Adjudicating the value of a final account – how binding is a “default” adjudication
Kilker Projects Limited v Purton (T/A Richwood Interiors) (2016) CILL, O’Farrell QC
Facts
This is the second case concerning Kilker Projects’ sub-contract with Mr Purton t/a Richwood Interiors to carry out specialist joinery works at the Dorchester Hotel. The works were finished and Purton submitted a final account but Kilker produced neither a Payer’s Payment Notice nor a subsequent Notice to Pay Less. Accordingly Purton obtained an adjudication that the final account sum demanded be paid because (Section 111, Construction Act) the Payer was bound by the Payee’s Notice and was not entitled to withhold against it.

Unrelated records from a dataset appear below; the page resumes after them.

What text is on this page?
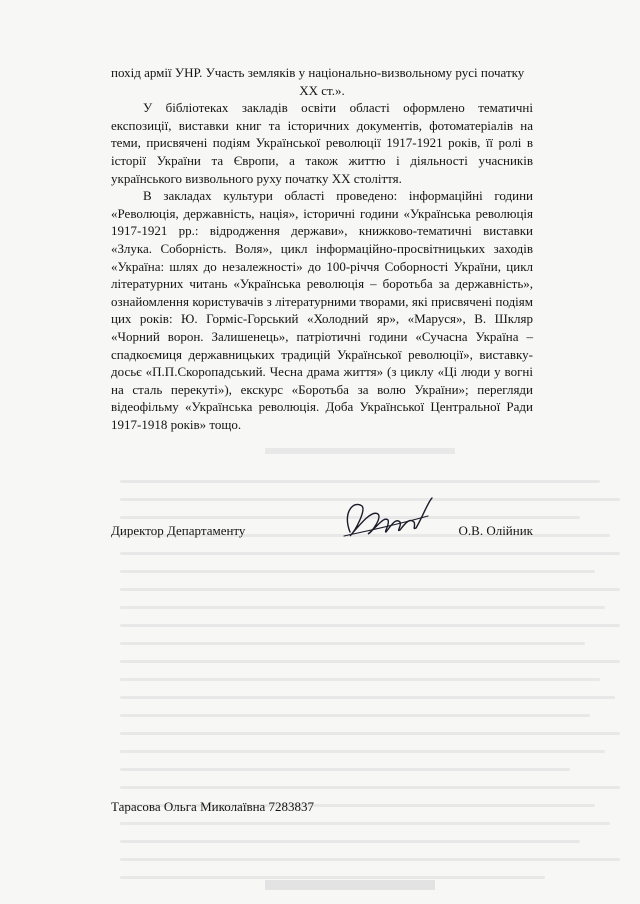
похід армії УНР. Участь земляків у національно-визвольному русі початку

XX ст.».

У бібліотеках закладів освіти області оформлено тематичні експозиції, виставки книг та історичних документів, фотоматеріалів на теми, присвячені подіям Української революції 1917-1921 років, її ролі в історії України та Європи, а також життю і діяльності учасників українського визвольного руху початку XX століття.

В закладах культури області проведено: інформаційні години «Революція, державність, нація», історичні години «Українська революція 1917-1921 рр.: відродження держави», книжково-тематичні виставки «Злука. Соборність. Воля», цикл інформаційно-просвітницьких заходів «Україна: шлях до незалежності» до 100-річчя Соборності України, цикл літературних читань «Українська революція – боротьба за державність», ознайомлення користувачів з літературними творами, які присвячені подіям цих років: Ю. Горміс-Горський «Холодний яр», «Маруся», В. Шкляр «Чорний ворон. Залишенець», патріотичні години «Сучасна Україна – спадкоємиця державницьких традицій Української революції», виставку-досьє «П.П.Скоропадський. Чесна драма життя» (з циклу «Ці люди у вогні на сталь перекуті»), екскурс «Боротьба за волю України»; перегляди відеофільму «Українська революція. Доба Української Центральної Ради 1917-1918 років» тощо.

Директор Департаменту	О.В. Олійник
Тарасова Ольга Миколаївна 7283837
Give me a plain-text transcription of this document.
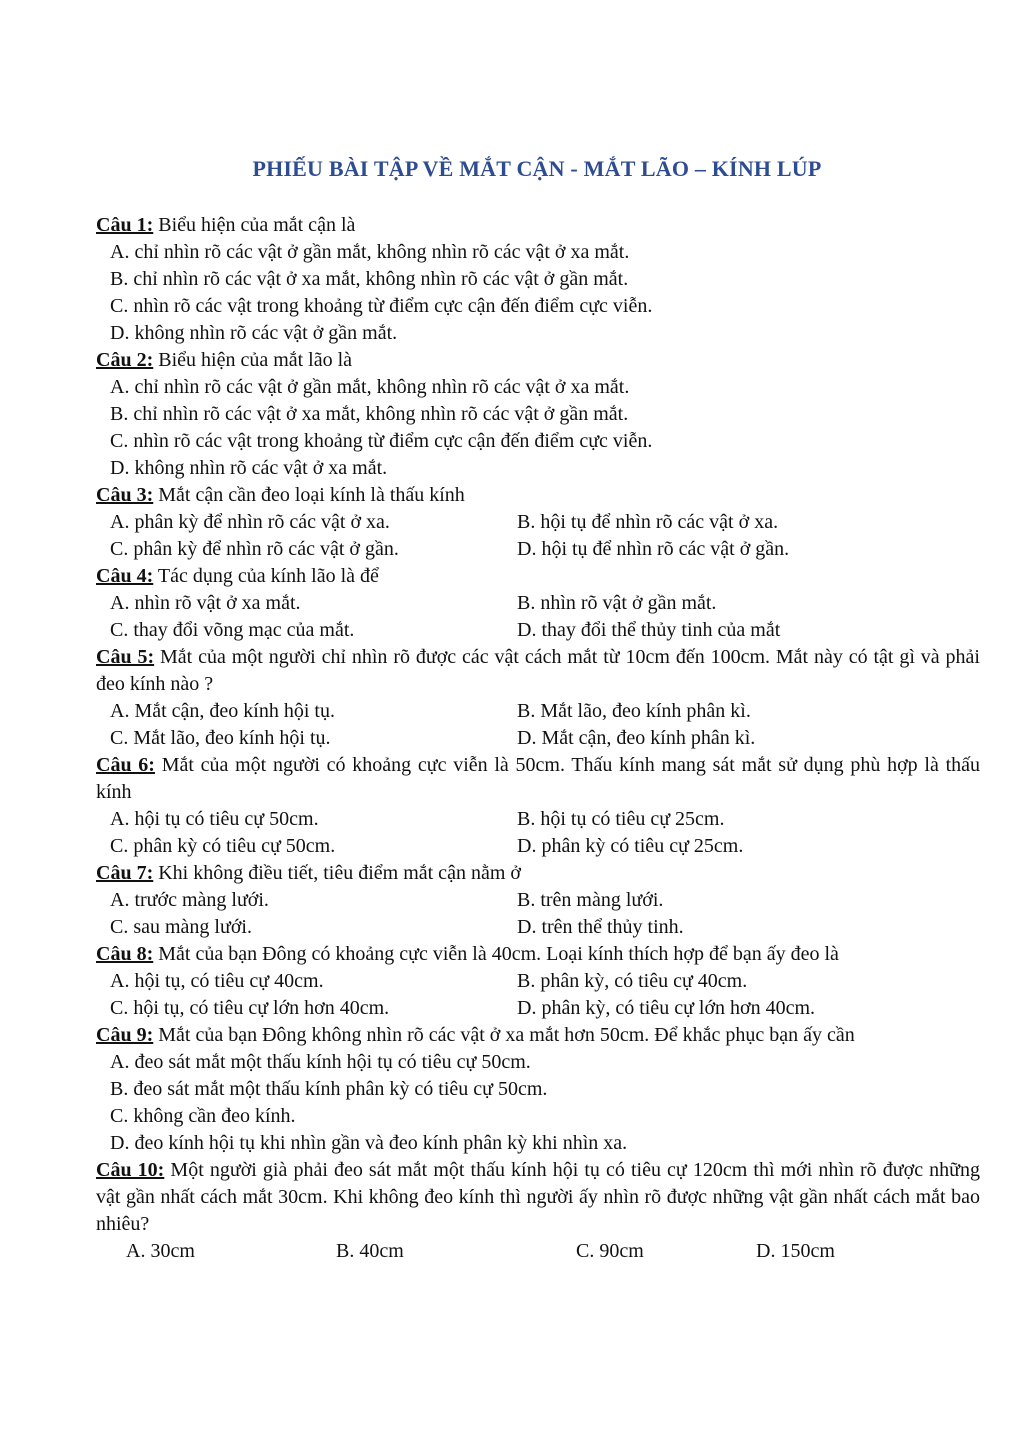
PHIẾU BÀI TẬP VỀ MẮT CẬN - MẮT LÃO – KÍNH LÚP
Câu 1: Biểu hiện của mắt cận là
A. chỉ nhìn rõ các vật ở gần mắt, không nhìn rõ các vật ở xa mắt.
B. chỉ nhìn rõ các vật ở xa mắt, không nhìn rõ các vật ở gần mắt.
C. nhìn rõ các vật trong khoảng từ điểm cực cận đến điểm cực viễn.
D. không nhìn rõ các vật ở gần mắt.
Câu 2: Biểu hiện của mắt lão là
A. chỉ nhìn rõ các vật ở gần mắt, không nhìn rõ các vật ở xa mắt.
B. chỉ nhìn rõ các vật ở xa mắt, không nhìn rõ các vật ở gần mắt.
C. nhìn rõ các vật trong khoảng từ điểm cực cận đến điểm cực viễn.
D. không nhìn rõ các vật ở xa mắt.
Câu 3: Mắt cận cần đeo loại kính là thấu kính
A. phân kỳ để nhìn rõ các vật ở xa.	B. hội tụ để nhìn rõ các vật ở xa.
C. phân kỳ để nhìn rõ các vật ở gần.	D. hội tụ để nhìn rõ các vật ở gần.
Câu 4: Tác dụng của kính lão là để
A. nhìn rõ vật ở xa mắt.	B. nhìn rõ vật ở gần mắt.
C. thay đổi võng mạc của mắt.	D. thay đổi thể thủy tinh của mắt
Câu 5: Mắt của một người chỉ nhìn rõ được các vật cách mắt từ 10cm đến 100cm. Mắt này có tật gì và phải đeo kính nào ?
A. Mắt cận, đeo kính hội tụ.	B. Mắt lão, đeo kính phân kì.
C. Mắt lão, đeo kính hội tụ.	D. Mắt cận, đeo kính phân kì.
Câu 6: Mắt của một người có khoảng cực viễn là 50cm. Thấu kính mang sát mắt sử dụng phù hợp là thấu kính
A. hội tụ có tiêu cự 50cm.	B. hội tụ có tiêu cự 25cm.
C. phân kỳ có tiêu cự 50cm.	D. phân kỳ có tiêu cự 25cm.
Câu 7: Khi không điều tiết, tiêu điểm mắt cận nằm ở
A. trước màng lưới.	B. trên màng lưới.
C. sau màng lưới.	D. trên thể thủy tinh.
Câu 8: Mắt của bạn Đông có khoảng cực viễn là 40cm. Loại kính thích hợp để bạn ấy đeo là
A. hội tụ, có tiêu cự 40cm.	B. phân kỳ, có tiêu cự 40cm.
C. hội tụ, có tiêu cự lớn hơn 40cm.	D. phân kỳ, có tiêu cự lớn hơn 40cm.
Câu 9: Mắt của bạn Đông không nhìn rõ các vật ở xa mắt hơn 50cm. Để khắc phục bạn ấy cần
A. đeo sát mắt một thấu kính hội tụ có tiêu cự 50cm.
B. đeo sát mắt một thấu kính phân kỳ có tiêu cự 50cm.
C. không cần đeo kính.
D. đeo kính hội tụ khi nhìn gần và đeo kính phân kỳ khi nhìn xa.
Câu 10: Một người già phải đeo sát mắt một thấu kính hội tụ có tiêu cự 120cm thì mới nhìn rõ được những vật gần nhất cách mắt 30cm. Khi không đeo kính thì người ấy nhìn rõ được những vật gần nhất cách mắt bao nhiêu?
A. 30cm	B. 40cm	C. 90cm	D. 150cm
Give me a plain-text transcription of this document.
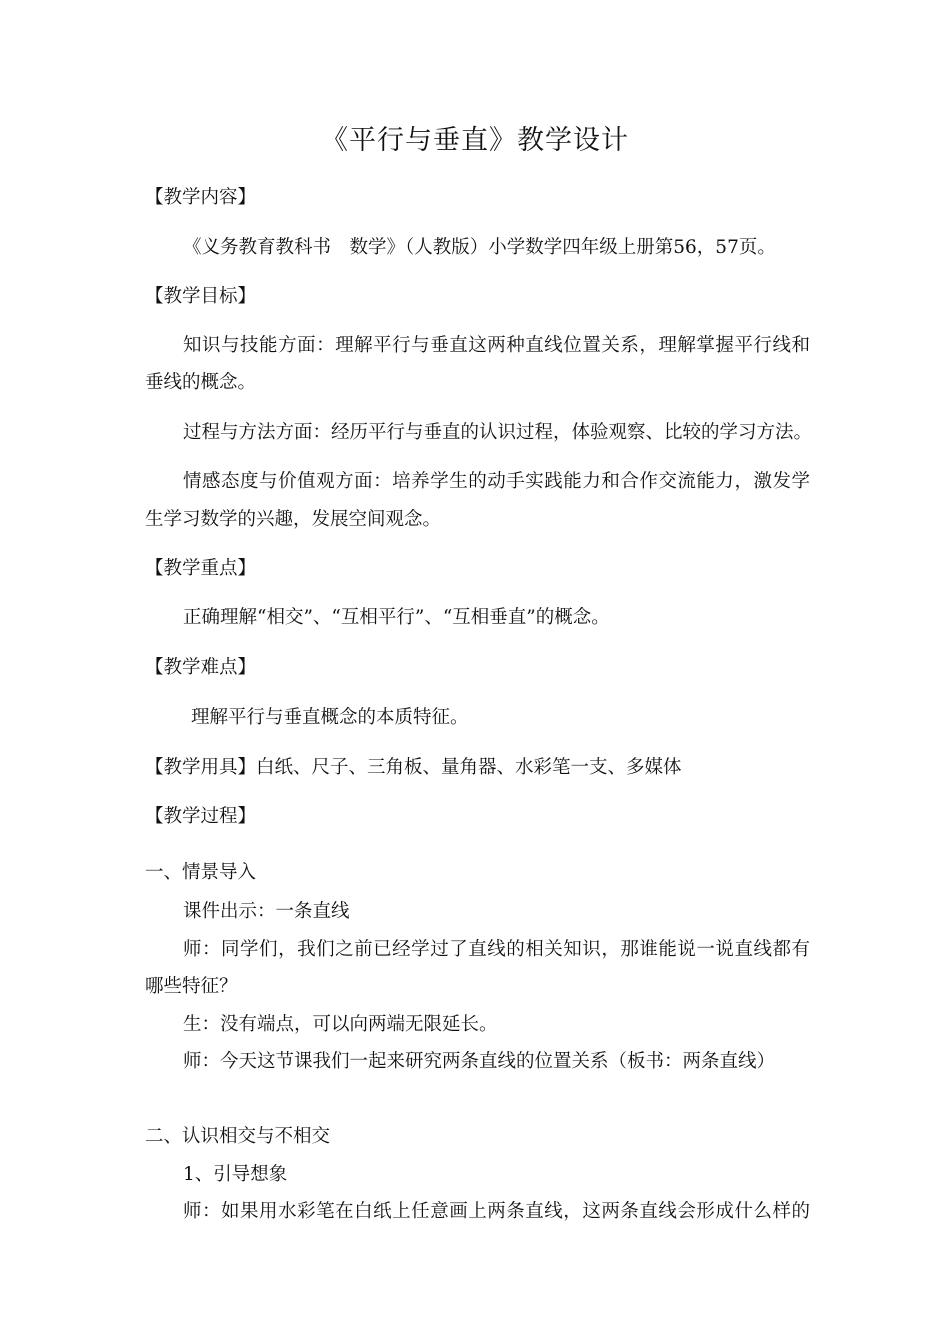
《平行与垂直》教学设计
【教学内容】
《义务教育教科书　数学》（人教版）小学数学四年级上册第56，57页。
【教学目标】
知识与技能方面：理解平行与垂直这两种直线位置关系，理解掌握平行线和
垂线的概念。
过程与方法方面：经历平行与垂直的认识过程，体验观察、比较的学习方法。
情感态度与价值观方面：培养学生的动手实践能力和合作交流能力，激发学
生学习数学的兴趣，发展空间观念。
【教学重点】
正确理解“相交”、“互相平行”、“互相垂直”的概念。
【教学难点】
理解平行与垂直概念的本质特征。
【教学用具】白纸、尺子、三角板、量角器、水彩笔一支、多媒体
【教学过程】
一、情景导入
课件出示：一条直线
师：同学们，我们之前已经学过了直线的相关知识，那谁能说一说直线都有
哪些特征？
生：没有端点，可以向两端无限延长。
师：今天这节课我们一起来研究两条直线的位置关系（板书：两条直线）
二、认识相交与不相交
1、引导想象
师：如果用水彩笔在白纸上任意画上两条直线，这两条直线会形成什么样的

Subsequently Kilker Projects paid the amount Decided, but started a second adjudication asking a new adjudicator to determine the value of the Final Account and to order a repayment. The second adjudicator duly valued the works at £745,000 and ordered a repayment of £55,000 which Purton refused to pay.
TCC Held:
- At the interim stage, an employer must pay and cannot bring a second adjudication to value the work in question. He can challenge the overall valuation at the next payment application stage even if that produces a lower figure in due course (Galliford Try v Estura).
- At the Final Account stage there is no further opportunity to re-open the valuation process and therefore (Harding v Paice) the adjudicated figure can be valued in a second adjudication. This was a policy decision to prevent the injustice of denying the Payer a remedy.
- Applying the previous cases, and in the absence of express words in the contract to say that the contractor’s Final Account would be conclusive as to the final sum due under the contract, Kilker was entitled to its second adjudication.
Comment
- We suggest that it makes sense to call adjudication decisions made in the absence of payer’s notices etc “default adjudications”.
Although this a well-reasoned and logical case, we should bear in mind that even if the Payer was not entitled to have the valuation determined in the second adjudication, he would still be able to litigate the matter to Court since adjudication decisions are only temporarily binding.